Every Problem Can Be An Opportunity

Posted: February 17, 2012 in JN 553
Tags: , , , , , , , , , ,

One thing I have found particularly annoying is that my hometown newspaper, The Sandersville Progress, doesn’t have a website. Sure, we have a Facebook page, but our newspaper only comes out once a week.  I think having a website to focus on news for the other six days of the week, as well as providing another outlet for people that prefer the web is necessary.  We also have another newspaper, The Spotlight, but it has more of the sensational stories and “Busta Mug” shots.  Again, it has a Facebook page, but no website.

The more and more I read Mark Briggs’ Entrepreneurial Journalism, the more I feel compelled to do something.  The last chapter I read was “Don’t Wait; Innovate.”  One particular point that stood out to me was inventing something new means to create what does not exist.  I have toyed around with the idea of starting a WordPress blog dedicated to news in our county, and the things our paper is failing to do.  The reason I haven’t is because in order for me to successfully deliver the news to the people in our county, I feel like I have to be there.  Let’s face it.  I left Tennille and Sandersville, GA for a reason, and I can’t see myself moving back home.  How can I report news and start a site about a town that I’m completely removed from and not particularly interested in moving back to?  Yet, I feel like our community is missing out and behind on so many things.  So, I’m taking some of these examples I’m reading about and trying to force myself to not wait and innovate.

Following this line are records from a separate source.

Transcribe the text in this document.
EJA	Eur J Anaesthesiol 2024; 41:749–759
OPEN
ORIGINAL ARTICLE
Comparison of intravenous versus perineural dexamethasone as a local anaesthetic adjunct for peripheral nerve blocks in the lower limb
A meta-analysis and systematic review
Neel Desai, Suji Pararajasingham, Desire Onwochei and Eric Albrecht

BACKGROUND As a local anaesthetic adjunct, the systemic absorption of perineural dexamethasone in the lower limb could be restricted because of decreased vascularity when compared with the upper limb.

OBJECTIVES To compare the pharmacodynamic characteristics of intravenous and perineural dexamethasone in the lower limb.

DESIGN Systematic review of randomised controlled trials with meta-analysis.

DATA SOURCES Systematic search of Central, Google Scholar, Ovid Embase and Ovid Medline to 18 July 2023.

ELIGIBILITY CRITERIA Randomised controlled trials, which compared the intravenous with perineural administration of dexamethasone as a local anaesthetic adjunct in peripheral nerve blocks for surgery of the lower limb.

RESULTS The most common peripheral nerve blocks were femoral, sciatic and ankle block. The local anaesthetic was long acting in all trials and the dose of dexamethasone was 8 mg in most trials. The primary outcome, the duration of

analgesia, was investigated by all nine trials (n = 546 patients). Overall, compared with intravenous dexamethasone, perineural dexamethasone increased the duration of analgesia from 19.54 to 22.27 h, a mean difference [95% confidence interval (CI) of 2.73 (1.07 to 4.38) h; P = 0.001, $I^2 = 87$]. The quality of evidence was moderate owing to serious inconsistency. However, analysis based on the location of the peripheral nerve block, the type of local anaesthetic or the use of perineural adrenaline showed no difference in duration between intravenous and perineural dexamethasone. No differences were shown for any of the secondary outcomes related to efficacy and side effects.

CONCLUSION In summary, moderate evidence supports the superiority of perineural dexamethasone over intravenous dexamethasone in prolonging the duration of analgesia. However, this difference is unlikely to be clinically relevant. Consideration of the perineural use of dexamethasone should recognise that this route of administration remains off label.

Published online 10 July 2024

An incident took place a few weeks back where one of our State Court judges was caught speeding and arrested for DUI.  Read the story and view the video here for more information.  It was shocking, and I was irate because this man presides over the county and sentences people for the very same crime he committed.  Not to mention he was almost double the legal limit and could have killed someone.  What I was even more angry about is that our two newspapers waited almost two weeks before covering the story.

The Sandersville Progress chose to focus on the comments from community members (including threats of releasing IP addresses to our local police department) and do a front-page story on the dangers of using the Internet.  Rather than informing our community on what happened, they used a fear tactic to keep them from being engaged and expressing their thoughts on the story.  The Spotlight just reprinted the same story from Fox 24 news.  Had either newspaper had an online site, they could have broke the news earlier instead of waiting a week or more later until the print date.  They also could have done a better job of reporting the story, and could have approached it from so many angles.  But I guess it goes back to what we’ve been learning all year in the Community Journalism program here at the University of Alabama.  Running a community newspaper sometimes comes down to who you know, and the fact that if you run a story about a prominent judge in the county that you also attend church with, it may not go over so well the next Sunday during prayer and worship.

  1. Kristy Shaulis says:

    I applaud your decision to try to do what you can for your hometown even though you’ve moved away. At times, I’ve been incredibly frustrated with my hometown newspaper (even though they do have a website) because they make so many basic, simple mistakes and their web strategy seems so outdated. However, I think sometimes that is often also because it is a newspaper that tries to give local reporters an opportunity to learn and things slip through the cracks. If I look back at some of my own stories, I’m sure there are mistakes that printed that would make me cringe today. Regardless, I think what you’re doing is great, and I think that what you’ve learned at UA can really be a great resource your community.

    • sarahcoleua says:

      I feel your pain. I know you read my post about the Demopolis Times. Yes, we have a website, but it’s almost as if we don’t since they don’t have a full understanding of how to properly utilize that outlet. It’s sad, but the Times and your hometown papers need are people like you who know what’s going on, and who understand the importance of establishing yourself digitally. You don’t have to move back home, but maybe you can pitch some ideas to them. Guide them. Give them advice (and then make them do all the dirty work…I’m kidding). But seriously. I think you have some fantastic ideas swirling around in that head of yours. So who knows, maybe when you actually have some free time on your hands, you can contact those papers and give them a piece of your mind.

      And I totally agree. Running a small-town paper is way different from those big city papers. Everyone knows everyone, and one thing you don’t want to do is cause controversy over something you printed in the paper. But then it’s not fair to those journalists who are required to report the truth. They’re having to hold back information to protect the already tattered reputations of their fellow community members. Maybe it’s ethically sound on that side of the argument, but what about their devotion to the world of journalism? There will always be a constant battle between the two. Sigh. Guess we just can’t win.

  2. christicowan says:


    I think the short answer is no, you probably cannot effectively run a community website like that without living and interacting there. However, maybe you could use your skills in web development and analytics to help the newspaper staff figure it out. Perhaps you could be a consultant of sorts to get the project off the ground. Best of luck!